La charmante jeune fille vint retrouver son amie, la figure longue, et déclara, pâle de colère et les lèvres tremblantes, qu’ « elle » avait ses nerfs (elle, c’est-à-dire chère mère, bien entendu), et qu’elle aurait bien pu choisir un autre moment, et que…

« Cher père » entra, venant du cercle. Il serra, à l’anglaise, la main à l’amie de sa fille, et embrassa cette dernière ; elle saisit l’occasion de lui extorquer la permission que « chère mère » avait refusée.

Et elle partit triomphante avec son amie, sous la conduite d’une gouvernante horriblement parfumée et trop serrée dans son corset. Cette gouvernante était pleine de mépris pour les petites Defert, et en général pour toutes les personnes qui manquaient de « genre ». Les deux jeunes personnes jacassaient tout haut, en pleine rue, de tout et de tous. Elles ricanèrent en voyant passer l’oncle Jean, et déclarèrent à l’unanimité que c’était un « bonhomme impossible ! » La gouvernante, après s’être mirée dans toutes les devantures de boutiques, se rapprocha des deux jeunes demoiselles et entendit quelques mots de leur conversation. Par acquit de conscience, elle crut devoir intervenir. Son élève fut prompte à lui fermer la bouche, en lui rappelant qu’elle-même, pas plus tard que la veille, avait habillé le capitaine à sa façon, avec une de ses amies. Pour avoir le dernier mot, la gouvernante répondit que ce n’était pas la même chose ! À quoi la jeune élève répliqua impertinemment qu’elle l’espérait bien !

Telles étaient les personnes sévères auxquelles les « petites Defert » inspiraient une si dédaigneuse pitié.

Mme  Defert, femme sensée et modeste, savait fort bien que ses filles n’étaient pas parfaites, elle les élevait de son mieux, voilà tout. Du moins sa conscience était tranquille.

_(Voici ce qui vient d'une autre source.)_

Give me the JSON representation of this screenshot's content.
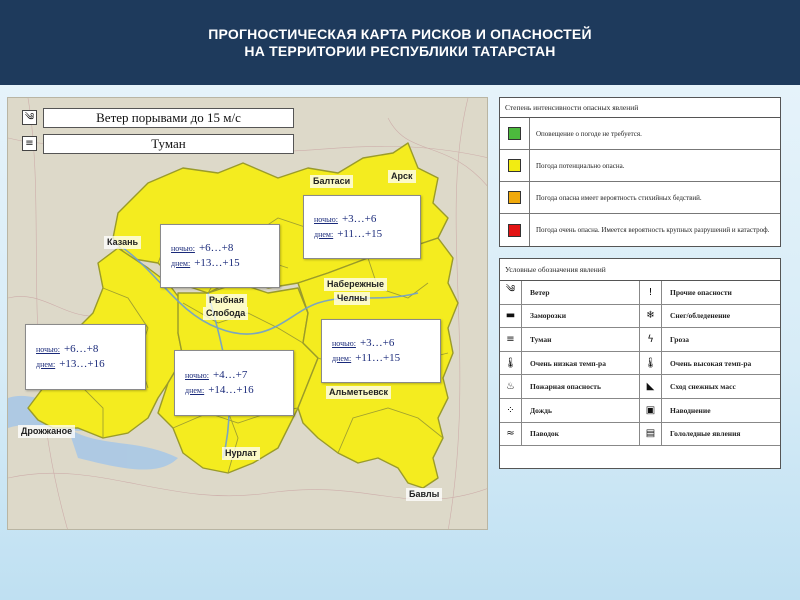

Mais quand elle eut un fils, elle se sentit toute troublée. Elle ne pouvait compter que sur elle-même. M. Defert avait bien assez d’occupations à la fabrique ; il était fatigué quand il rentrait le soir, et ne demandait les enfants que pour jouer avec eux. Il ne se faisait pas de l’éducation des enfants une idée bien nette, et s’en remettait complètement à sa femme. D’autre part, un axiome qui a cours et que l’on ferait bien de mettre au rebut, prétend qu’une femme seule ne peut jamais bien élever un garçon. Enfin, en regardant tout autour d’elle, Mme  Defert voyait tant d’éducations manquées, qu’elle était pleine de soucis et de craintes.

Elle résolut de consulter sur ce sujet un vieux juge de ses amis, qui passait pour être moqueur. (Il n’était jamais moqueur avec elle.) Il avait beaucoup lu et beaucoup réfléchi, et possédait un grand fonds d’idées justes sur toutes les questions importantes.

Un jour que l’enfant dormait au jardin, à l’ombre d’un grand marronnier, Mme  Defert, tout en tirant son aiguille, réfléchissait à son sujet favori, lorsqu’elle vit le vieux juge qui venait à elle. Marguerite et Marthe, qui jouaient au sable avec des pelles de bois et des seaux de fer-blanc, absolument comme les enfants des pauvres, coururent embrasser le vieil ami de la maison, lui dirent, en confidence, que le petit frère dormait, et retournèrent tranquillement à leur sable.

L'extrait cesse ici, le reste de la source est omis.